I was in the courthouse the other day, in a courtroom across from where Judge Mason sits and hears cases when he actually sits and hears cases. I noticed that the doors to his courtroom were open, the lights on. The plaque outside had his name illuminated. His name plate was still on the bench. Nobody inside, of course. Not open for business, though it sure looked like it was.
Yesterday, and one county over, Jim Burge, a trial court judge, was charged by a special grand jury with 12 counts of public corruption. (Story here and here, indictment here.) Because some of the charges are felonies, Burge can't hear any cases until the case against him is resolved.
Also yesterday, the Ohio Supreme Court issued a public reprimand to an appellate court judge, Colleen O'Toole, for misconduct while she was running for office while also declaring that one of the rules she was alleged to have violated was unconstitutional. The thing about that unconstitutional rule? It was promulgated by the Ohio Supreme Court. Ooops.
Which brings me to the Garden State, New Jersey, where the supreme court heard oral argument Tuesday on what to do about Judges Raymond Redden and Gerald Keegan who had the bad judgment to attend "weekly church group dinners" with Anthony Ardis, "a close friend who happened to also be a public official recently indicted on corruption charges" (here, behind a paywall you can sometimes get past).
It's not that they actually did anything wrong. Nobody suggests that. It's that they had a friend who was indicted. And with whom they broke bread. Tracie Gelbstein, disciplinary counsel said as much to the court.
"To be clear, there was no actual impropriety," Gelbstein told the court. "They did not intend to violate the Code of Judicial Conduct. However, they created an appearance of impropriety."Because Caesar's Wife. Or something.
. . .
Justice Barry Albin asked whether it would be improper for the judges and Ardis to walk into church together, sit in the same pew or speak to each other.

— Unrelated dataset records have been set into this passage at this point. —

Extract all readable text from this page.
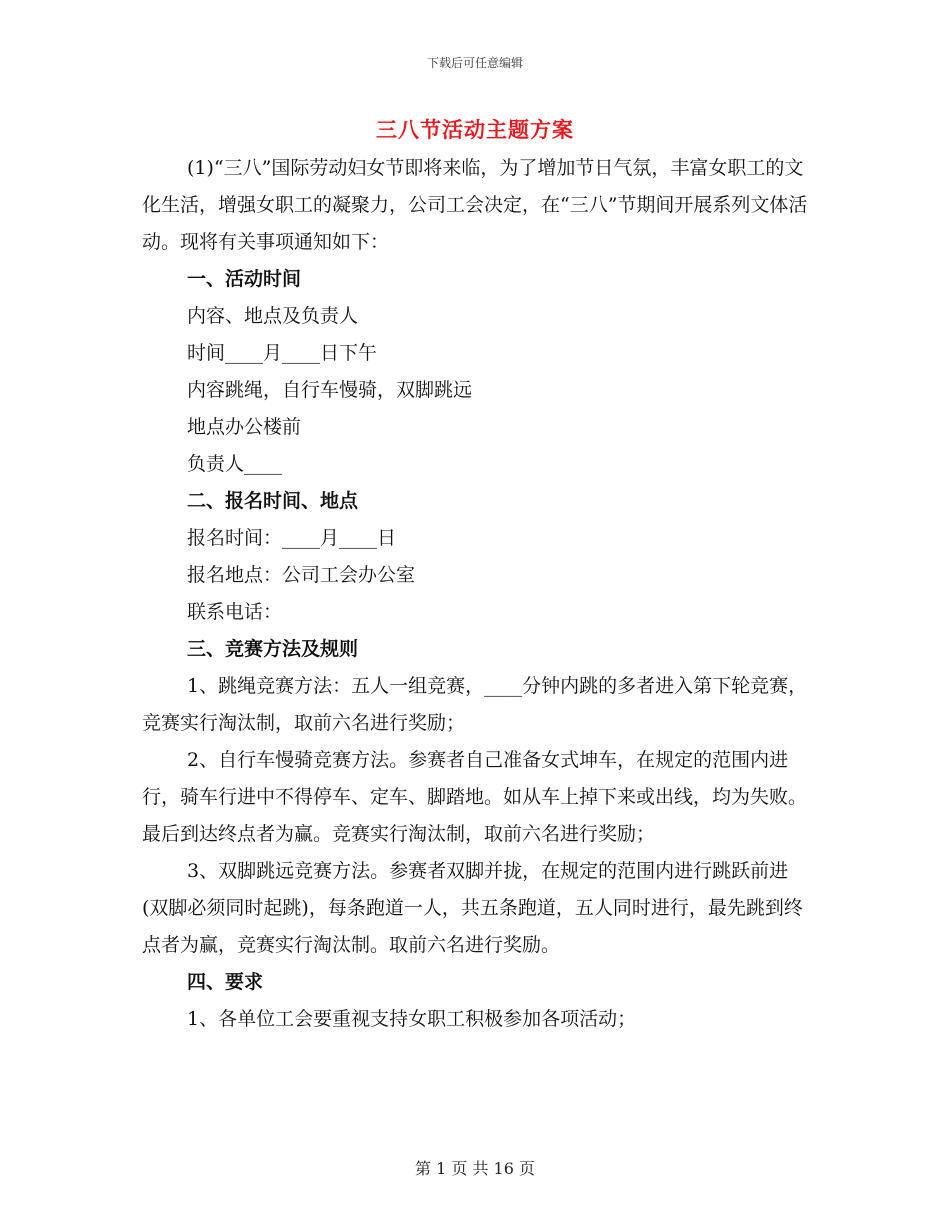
下载后可任意编辑
三八节活动主题方案

(1)“三八”国际劳动妇女节即将来临，为了增加节日气氛，丰富女职工的文化生活，增强女职工的凝聚力，公司工会决定，在“三八”节期间开展系列文体活动。现将有关事项通知如下：

一、活动时间

内容、地点及负责人

时间____月____日下午

内容跳绳，自行车慢骑，双脚跳远

地点办公楼前

负责人____

二、报名时间、地点

报名时间：____月____日

报名地点：公司工会办公室

联系电话：

三、竞赛方法及规则

1、跳绳竞赛方法：五人一组竞赛，____分钟内跳的多者进入第下轮竞赛，竞赛实行淘汰制，取前六名进行奖励；

2、自行车慢骑竞赛方法。参赛者自己准备女式坤车，在规定的范围内进行，骑车行进中不得停车、定车、脚踏地。如从车上掉下来或出线，均为失败。最后到达终点者为赢。竞赛实行淘汰制，取前六名进行奖励；

3、双脚跳远竞赛方法。参赛者双脚并拢，在规定的范围内进行跳跃前进(双脚必须同时起跳)，每条跑道一人，共五条跑道，五人同时进行，最先跳到终点者为赢，竞赛实行淘汰制。取前六名进行奖励。

四、要求

1、各单位工会要重视支持女职工积极参加各项活动；

第 1 页 共 16 页
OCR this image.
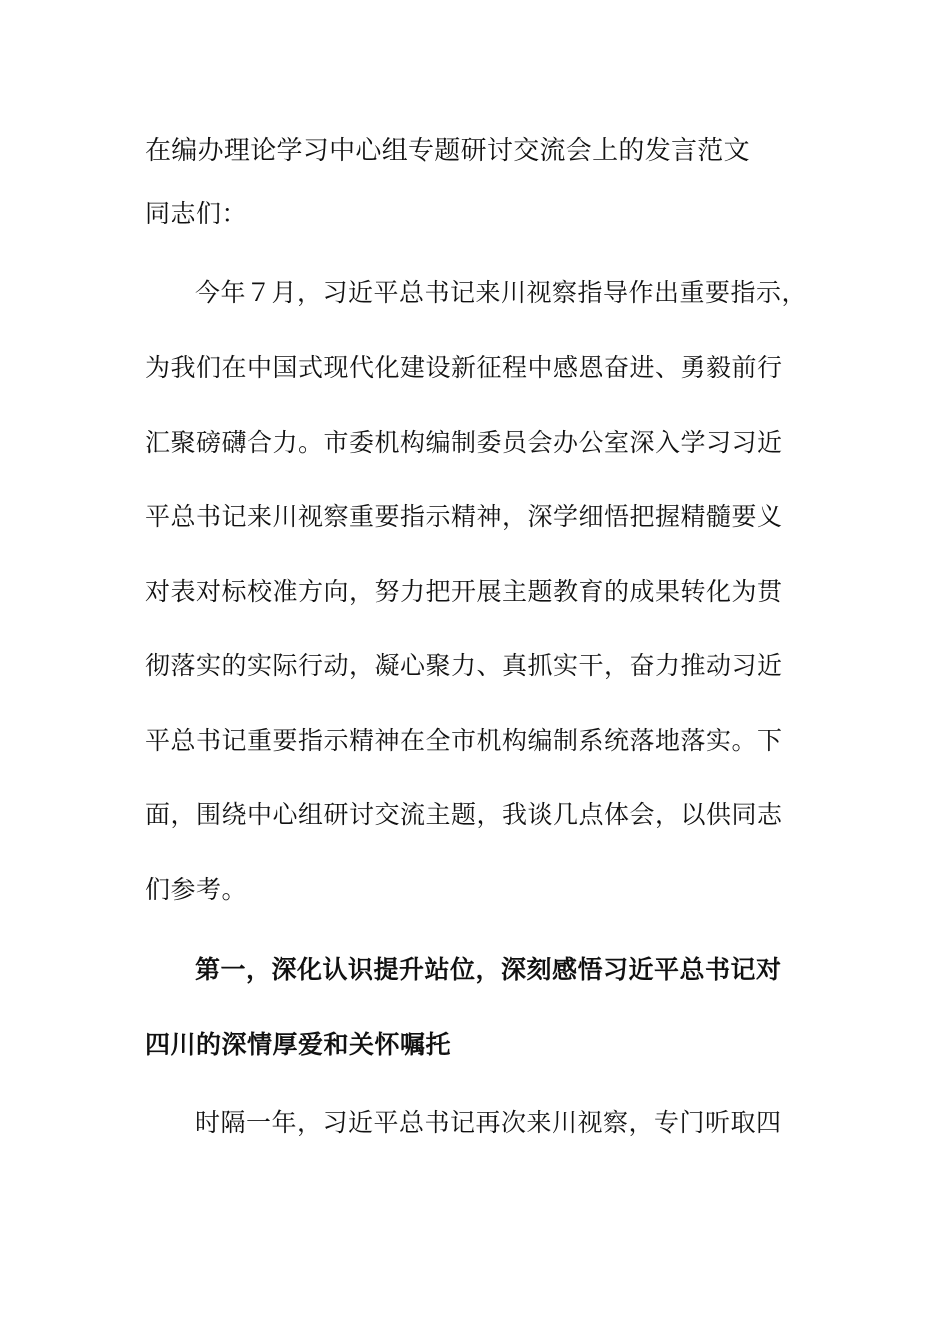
在编办理论学习中心组专题研讨交流会上的发言范文
同志们：
今年７月，习近平总书记来川视察指导作出重要指示，
为我们在中国式现代化建设新征程中感恩奋进、勇毅前行
汇聚磅礴合力。市委机构编制委员会办公室深入学习习近
平总书记来川视察重要指示精神，深学细悟把握精髓要义
对表对标校准方向，努力把开展主题教育的成果转化为贯
彻落实的实际行动，凝心聚力、真抓实干，奋力推动习近
平总书记重要指示精神在全市机构编制系统落地落实。下
面，围绕中心组研讨交流主题，我谈几点体会，以供同志
们参考。
第一，深化认识提升站位，深刻感悟习近平总书记对
四川的深情厚爱和关怀嘱托
时隔一年，习近平总书记再次来川视察，专门听取四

Gelbstein said the ACJC would look at the facts and make a determination.
As I've discussed before (for instance, here), this whole appearance of impropriety thing is tricky. It's a variation on the problem of the heckler's veto, preventing speech because someone might take umbrage. (See all the discussion - too much to link to, but for a couple of instances try here and here - of the ill-conceived and blatantly unconstitutional revenge porn laws.)
It is, of course, a problem, this thing about the public's perception. As one judge asked, perhaps rhetorically, at that hearing Tuesday in New Jersey.
Appellate Division Judge Mary Catherine Cuff, temporarily assigned, asked whether judges, in regulating their behavior, had to subject themselves to the public's "lowest common denominator."They must "accept some restraints" said Gelbstein who, you'll recall from just a bit up the page, is pursuing the charges against those judges who, he admits, didn't actually do anything wrong.
Of course, Scalia had no problem going duck hunting with his pal Dick Cheney while Cheney was a party to a case before him.
That's the thing about the appearance of propriety. It mean whatever you want it to mean. So it means nothing. Orwell would have understood.